On March 31st, 1986, O'Kelly died of a heart attack; Rudolph soon left to join the ministry, but the group reunited in 1990. Although the individual members continued with solo work and side projects, the Isley Brothers
forged on in one form or another throughout the decade; in 1996, now consisting of Ronald, Marvin, and Ernie, they released the album "Mission To Please." But the Isleys haven't been without struggle. In the years since
their comeback to the music charts in 1996, Marvin Isley retired in 1997 due to a bout with diabetes that forced doctors to amputate both his legs. Rudolph has had health problems over the years, but has said that his
faith in God has kept him alive; he currently lives in California with Elaine Jasper Isley, his wife of over 50 years. Since the Isley/Jasper/Isley split in 1987, Chris Jasper has released a total of eight albums featuring a mix
of R&B/funk/gospel for his own Gold City Music label. Ernie Isley is currently working on his first solo album in nearly 20 years after the release of 1990's "High Wire."

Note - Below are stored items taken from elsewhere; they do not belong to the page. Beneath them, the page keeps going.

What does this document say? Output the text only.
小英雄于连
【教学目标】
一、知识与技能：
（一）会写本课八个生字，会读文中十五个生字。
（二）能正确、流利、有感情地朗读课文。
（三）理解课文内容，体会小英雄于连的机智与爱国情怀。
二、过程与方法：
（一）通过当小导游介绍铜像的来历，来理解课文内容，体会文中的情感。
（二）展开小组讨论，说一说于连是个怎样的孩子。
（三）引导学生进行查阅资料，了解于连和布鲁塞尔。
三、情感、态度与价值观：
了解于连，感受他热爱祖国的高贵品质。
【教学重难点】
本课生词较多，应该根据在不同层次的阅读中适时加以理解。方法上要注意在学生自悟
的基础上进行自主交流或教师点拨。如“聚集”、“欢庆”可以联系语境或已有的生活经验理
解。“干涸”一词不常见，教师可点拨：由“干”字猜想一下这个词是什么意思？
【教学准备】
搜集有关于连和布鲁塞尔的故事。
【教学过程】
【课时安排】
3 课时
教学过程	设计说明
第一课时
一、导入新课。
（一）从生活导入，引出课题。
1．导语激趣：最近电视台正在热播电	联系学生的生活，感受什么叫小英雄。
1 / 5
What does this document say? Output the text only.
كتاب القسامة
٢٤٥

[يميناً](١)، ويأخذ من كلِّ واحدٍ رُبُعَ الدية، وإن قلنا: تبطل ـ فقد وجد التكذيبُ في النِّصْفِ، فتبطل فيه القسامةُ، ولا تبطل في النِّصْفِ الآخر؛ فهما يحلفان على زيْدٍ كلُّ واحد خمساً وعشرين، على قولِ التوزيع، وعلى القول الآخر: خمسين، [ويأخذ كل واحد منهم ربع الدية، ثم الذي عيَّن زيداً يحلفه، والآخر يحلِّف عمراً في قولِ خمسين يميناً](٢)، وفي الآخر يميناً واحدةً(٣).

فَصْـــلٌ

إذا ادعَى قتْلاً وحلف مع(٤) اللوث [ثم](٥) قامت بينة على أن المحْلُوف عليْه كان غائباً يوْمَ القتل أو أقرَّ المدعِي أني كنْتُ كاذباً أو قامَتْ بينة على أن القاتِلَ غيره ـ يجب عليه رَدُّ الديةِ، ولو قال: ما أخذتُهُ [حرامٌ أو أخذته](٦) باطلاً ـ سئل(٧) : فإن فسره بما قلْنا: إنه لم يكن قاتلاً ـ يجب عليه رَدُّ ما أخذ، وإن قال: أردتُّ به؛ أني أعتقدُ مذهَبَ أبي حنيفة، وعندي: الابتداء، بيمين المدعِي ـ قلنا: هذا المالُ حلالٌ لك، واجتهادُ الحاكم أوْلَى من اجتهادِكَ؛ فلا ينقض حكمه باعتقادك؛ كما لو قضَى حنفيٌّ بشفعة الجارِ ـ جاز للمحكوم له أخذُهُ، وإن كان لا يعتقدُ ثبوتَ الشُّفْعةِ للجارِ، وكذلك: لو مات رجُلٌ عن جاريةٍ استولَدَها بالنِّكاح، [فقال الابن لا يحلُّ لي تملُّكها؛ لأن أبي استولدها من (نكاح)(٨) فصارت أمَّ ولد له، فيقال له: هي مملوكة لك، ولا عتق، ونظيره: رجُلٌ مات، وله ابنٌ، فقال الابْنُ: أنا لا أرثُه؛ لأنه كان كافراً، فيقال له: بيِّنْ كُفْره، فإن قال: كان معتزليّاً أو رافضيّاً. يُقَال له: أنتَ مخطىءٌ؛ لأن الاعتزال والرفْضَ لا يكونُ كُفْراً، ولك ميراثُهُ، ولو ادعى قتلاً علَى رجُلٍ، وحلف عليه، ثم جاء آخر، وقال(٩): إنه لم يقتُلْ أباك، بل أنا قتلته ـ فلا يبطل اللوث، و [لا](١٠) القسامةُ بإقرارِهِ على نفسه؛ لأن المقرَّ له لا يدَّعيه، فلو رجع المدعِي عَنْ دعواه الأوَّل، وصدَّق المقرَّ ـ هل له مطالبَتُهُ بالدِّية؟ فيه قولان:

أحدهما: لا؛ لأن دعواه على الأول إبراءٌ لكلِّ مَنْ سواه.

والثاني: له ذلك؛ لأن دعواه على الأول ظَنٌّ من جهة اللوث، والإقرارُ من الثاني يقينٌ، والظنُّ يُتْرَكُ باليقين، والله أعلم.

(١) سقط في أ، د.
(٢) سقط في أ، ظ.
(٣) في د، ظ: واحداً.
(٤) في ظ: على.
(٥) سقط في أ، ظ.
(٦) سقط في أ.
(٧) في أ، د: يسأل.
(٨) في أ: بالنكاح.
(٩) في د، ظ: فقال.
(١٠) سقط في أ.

The lead singer of the group, Ron, has also suffered hard times, recently convicted of tax evasion charges in 2006 after he was accused of not paying back taxes between 1997 and 2002, and using money from his late
brother O'Kelly's estate to continue his "expensive lifestyle." After quietly divorcing Angela Winbush in 2002, Ron was married for a third time to his backup singer Kandy Johnson, formerly of the group JS, and became a
father again in 2006. He also has a daughter from a previous marriage. In 2004 the singer suffered a mild stroke during a touring schedule in London. During his court case it was revealed Isley had kidney cancer and other
failing organs. Isley's lawyers tried pleading with the judge to give leniency to the singer, who was sentenced to serve 37 months (at least three years) in prison, but had been denied. Isley was released early from federal
prison in October 2009 and was transferred to a halfway house in his hometown of St. Louis, Missouri, where he served out the remainder of his sentence, before he was released on April 13, 2010.
The Isley Brothers have enjoyed one of the longest, most influential, and most diverse careers in the pantheon of popular music and the still touring members get our deepest respect and honor.